From c123f4dee14312061b65cde7cf71133c50820137 Mon Sep 17 00:00:00 2001
From: Brian Ward <bward@flatironinstitute.org>
Date: Fri, 27 Aug 2021 12:27:14 -0400
Subject: [PATCH 1/3] Update encoding notices for string literals

---
 src/functions-reference/void_functions.Rmd |  5 ++---
 src/reference-manual/encoding.Rmd          | 12 ++++++++++++
 src/reference-manual/statements.Rmd        | 14 ++++----------
 3 files changed, 18 insertions(+), 13 deletions(-)

diff --git a/src/functions-reference/void_functions.Rmd b/src/functions-reference/void_functions.Rmd
index 78969b56e..f2a7eadb3 100644
--- a/src/functions-reference/void_functions.Rmd
+++ b/src/functions-reference/void_functions.Rmd
@@ -39,8 +39,7 @@ Print the values denoted by the arguments x1 through xN on the output
 message stream. There are no spaces between items in the print, but a
 line feed (LF; Unicode U+000A; C++ literal `'\n'`) is inserted at
 the end of the printed line. The types `T1` through `TN` can be any of
-Stan's built-in numerical types or double quoted strings of ASCII
-characters.
+Stan's built-in numerical types or double quoted strings of characters.
 
 ## Reject statement
 
@@ -60,5 +59,5 @@ arguments x1 through xN on the output message stream.
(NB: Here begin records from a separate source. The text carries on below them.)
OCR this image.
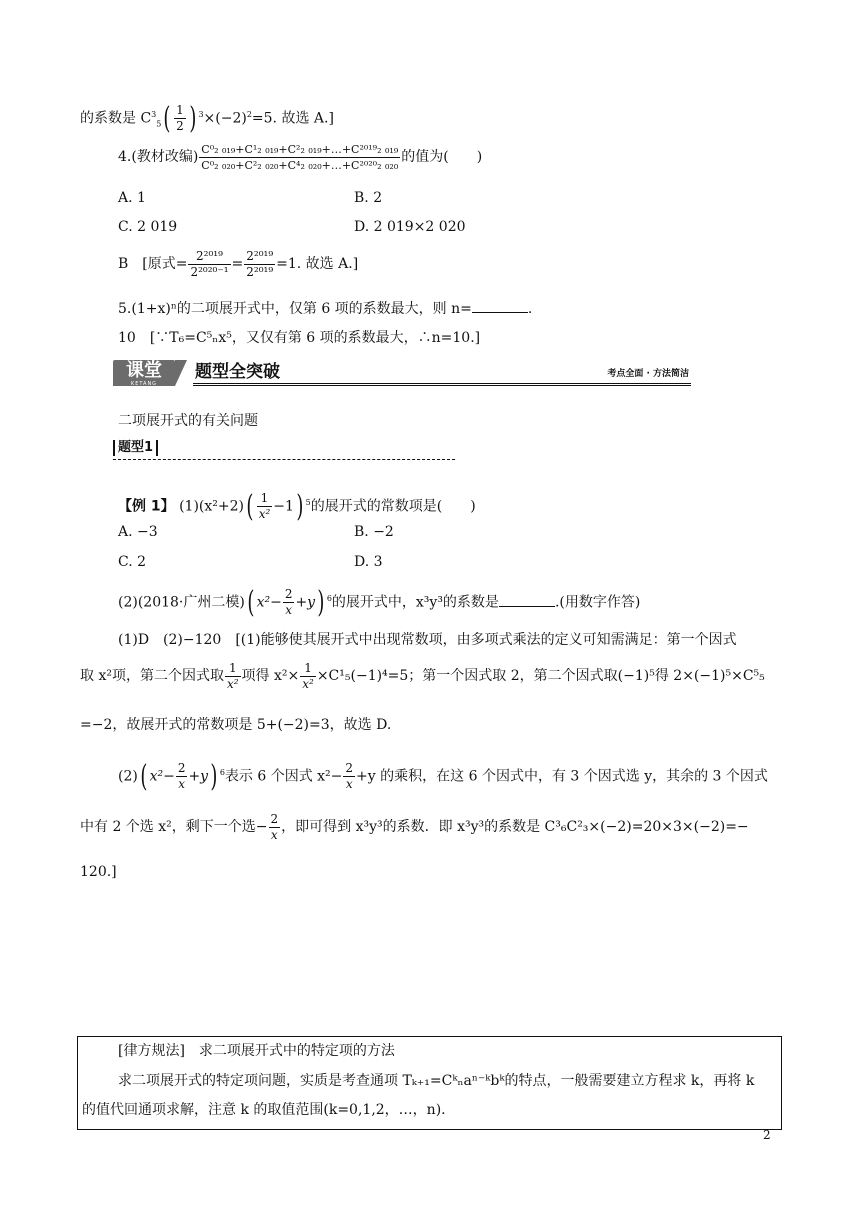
的系数是 $C^3_5( \frac{1}{2}$ ) $^3\times(-2)^2=5$. 故选 A.]
4.(教材改编) $\frac{\text{C⁰₂ ₀₁₉+C¹₂ ₀₁₉+C²₂ ₀₁₉+…+C²⁰¹⁹₂ ₀₁₉}}{\text{C⁰₂ ₀₂₀+C²₂ ₀₂₀+C⁴₂ ₀₂₀+…+C²⁰²⁰₂ ₀₂₀}}$ 的值为(　　)
A. 1	B. 2
C. 2 019	D. 2 019×2 020
B　[原式= $\frac{\text{2²⁰¹⁹}}{\text{2²⁰²⁰⁻¹}} = \frac{\text{2²⁰¹⁹}}{\text{2²⁰¹⁹}} =1$. 故选 A.]
5.(1+x)ⁿ的二项展开式中，仅第 6 项的系数最大，则 n=	.
10　[∵T₆=C⁵ₙx⁵，又仅有第 6 项的系数最大，∴n=10.]
课堂
KETANG
题型全突破	考点全面 · 方法简洁
二项展开式的有关问题
题型1
【例 1】 $(1)(x^2+2)( \frac{1}{\text{x²}} -1)$ $^5$的展开式的常数项是(　　)
A. −3	B. −2
C. 2	D. 3
(2)(2018·广州二模)( $x^2- \frac{2}{x} +y$) $^6$的展开式中，x³y³的系数是	.(用数字作答)
(1)D　(2)−120　[(1)能够使其展开式中出现常数项，由多项式乘法的定义可知需满足：第一个因式
取 x²项，第二个因式取 $\frac{1}{\text{x²}}$ 项得 $x^2\times \frac{1}{\text{x²}} \times C^1_5(-1)^4=5$；第一个因式取 2，第二个因式取(−1)⁵得 2×(−1)⁵×C⁵₅
=−2，故展开式的常数项是 5+(−2)=3，故选 D.
(2)( $x^2- \frac{2}{x} +y$) $^6$表示 6 个因式 $x^2- \frac{2}{x} +y$ 的乘积，在这 6 个因式中，有 3 个因式选 y，其余的 3 个因式
中有 2 个选 x²，剩下一个选− $\frac{2}{x}$ ，即可得到 x³y³的系数．即 x³y³的系数是 C³₆C²₃×(−2)=20×3×(−2)=−
120.]
[律方规法]　求二项展开式中的特定项的方法
求二项展开式的特定项问题，实质是考查通项 Tₖ₊₁=Cᵏₙaⁿ⁻ᵏbᵏ的特点，一般需要建立方程求 k，再将 k
的值代回通项求解，注意 k 的取值范围(k=0,1,2，…，n).
2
There are no
 spaces between items in the print, but a line feed (LF; Unicode
 U+000A; C++ literal `'\n'`) is inserted at the end of the printed
 line. The types `T1` through `TN` can be any of Stan's built-in
-numerical types or double quoted strings of ASCII characters.
+numerical types or double quoted strings of characters.
 
diff --git a/src/reference-manual/encoding.Rmd b/src/reference-manual/encoding.Rmd
index bcf2ed855..4828f68dd 100644
--- a/src/reference-manual/encoding.Rmd
+++ b/src/reference-manual/encoding.Rmd
@@ -25,3 +25,15 @@ is convenient.
 Any content after a block comment open sequence in ASCII (`/*`)
 up to the closing block comment (`*/`) is ignored, and thus may
 also be written in whatever character set is convenient.
+
+## String literals
+
+String literals are escaped according to the C++ standard, 
+meaning that non-ASCII characters in a `print` or `reject` 
+statement should properly be displayed if your terminal supports
+the encoding used in the input. This has been tested with UTF-8 
+encoded characters on a compliant terminal, and may not work under 
+other conditions. 
+
+The recommended character encoding for portable code that should
+display properly on all systems is still ASCII.
\ No newline at end of file
diff --git a/src/reference-manual/statements.Rmd b/src/reference-manual/statements.Rmd
index 56e965fa0..5f2f39418 100644
--- a/src/reference-manual/statements.Rmd
+++ b/src/reference-manual/statements.Rmd
@@ -1321,17 +1321,11 @@ step, and the `generated quantities` block once per iteration.
 
 String literals begin and end with a double quote character
 (`"`).  The characters between the double quote characters may be
-the space character or any visible ASCII character, with the exception
-of the backslash character (`\`) and double quote character
-(`"`).  The full list of visible ASCII characters is as follows,
-
-```
-a b c d e f g h i j k l m n o p q r s t u v w x y z
-A B C D E F G H I J K L M N O P Q R S T U V W X Y Z
-0 1 2 3 4 5 6 7 8 9 0 { } [ ] ( ) < >
-~ @ # $ ` ^ & * _ ' - + = | / ! ? . , ; :
-```
+any character, with the exception of the double quote character.
 
+Characters outside the ASCII character set will be escaped and 
+passed to C++ as encoded. The behavior of these strings may depend
+on your interface's encoding settings.
 
 ### Debug by `print` {-}
 

From 2f02f0a7effb8e71919fccce3bc95dddf6ceb5d2 Mon Sep 17 00:00:00 2001
From: Brian Ward <bward@flatironinstitute.org>
Date: Mon, 30 Aug 2021 10:15:41 -0400
Subject: [PATCH 2/3] Be more clear on character/byte distinction

---
 src/functions-reference/void_functions.Rmd |  6 +++---
 src/reference-manual/encoding.Rmd          | 14 +++++++------
 src/reference-manual/statements.Rmd        | 23 +++++++++++-----------
 3 files changed, 23 insertions(+), 20 deletions(-)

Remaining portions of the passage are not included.